Однако предубеждение оставалось со мной все эти годы и вопреки всей логике. Когда дом охота в Бостоне несколько лет назад, очень беременный и с 2-летним на буксире, я упорно отказывался рассматривать Бруклин или Ньютон, или на самом деле в другом месте, где государственные школы были какими-то хорошие, но вместо этого расщепляются своевольно моя подростковая мечта о том, кем я был (интеллектуалом на Гарвард-сквер!) и приземлился настолько близко, насколько позволили наши ресурсы, на холме за Юнион-сквер в Сомервилле, в миле от Гарвардского двора, по почти прямой линии, которая ведет мимо раскопок аспирантов моих родителей и воскресшего мясника Савенора, где покойная Джулия Чайлд больше не ходит по магазинам, но мы часто делаем это.
В отличие от моей прежней жизни в Бостоне, эта не воображаемая.

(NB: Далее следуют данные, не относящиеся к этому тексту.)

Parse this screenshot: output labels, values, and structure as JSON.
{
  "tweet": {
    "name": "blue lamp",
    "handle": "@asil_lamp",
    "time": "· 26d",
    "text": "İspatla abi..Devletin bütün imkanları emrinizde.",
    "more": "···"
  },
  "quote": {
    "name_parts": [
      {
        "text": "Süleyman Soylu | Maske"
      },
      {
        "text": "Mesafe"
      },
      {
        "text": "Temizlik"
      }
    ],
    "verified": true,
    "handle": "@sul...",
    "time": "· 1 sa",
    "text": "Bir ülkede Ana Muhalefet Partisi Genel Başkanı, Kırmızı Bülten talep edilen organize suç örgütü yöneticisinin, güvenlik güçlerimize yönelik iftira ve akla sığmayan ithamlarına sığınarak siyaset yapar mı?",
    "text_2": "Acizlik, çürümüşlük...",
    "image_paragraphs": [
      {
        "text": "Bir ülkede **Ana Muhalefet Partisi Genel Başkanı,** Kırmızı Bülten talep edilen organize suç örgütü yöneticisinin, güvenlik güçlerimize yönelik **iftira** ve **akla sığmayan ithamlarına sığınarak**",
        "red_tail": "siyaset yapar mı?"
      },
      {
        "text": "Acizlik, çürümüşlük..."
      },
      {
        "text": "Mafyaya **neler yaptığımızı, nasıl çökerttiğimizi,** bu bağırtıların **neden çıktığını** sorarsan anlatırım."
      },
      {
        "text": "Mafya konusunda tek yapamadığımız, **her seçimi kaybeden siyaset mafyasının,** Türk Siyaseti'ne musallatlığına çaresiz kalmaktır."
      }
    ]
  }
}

Он ограничен игровыми площадками и автосервисами, бесконечной петлей из двух блоков, которую вся наша такса с проблемами со спиной может выдержать для ее прогулок. Это жизнь восхитительного обыденности, в которой постоянный и жизненно важный интерес имеет бег супермаркета или прополка нашего крошечного участка двора. Для неожиданных острых ощущений мы отправимся на пароме к острову Джорджа через блестящую гавань и устроим пикник с нашими детьми в разрушенном форте. Это не гламурно и великолепно. Если бы вы сказали мне 20 лет назад, что я проживу в Бостоне четыре года и знаю едва ли больше ресторанов, чем когда я приеду, я бы побледнел. Если бы вы сказали мне, что я буду ходить в симфонию, оперу или театр только раз в год и что единственные фильмы, которые я посмотрю, будут оценены как «G», я был бы в ужасе. Мое представление о себе, как и мое представление о доме, было совсем другим. Но Бостон оказывается таким же прекрасным местом для скучной реальной жизни, как и для захватывающей, но воображаемой. До сих пор я всегда обдумывал следующий ход; теперь я обдумываю, как этого избежать; что, я думаю, означает, что Бостон, после всех этих лет, дома.
Клэр Мессуд написала три романа и книгу новелл.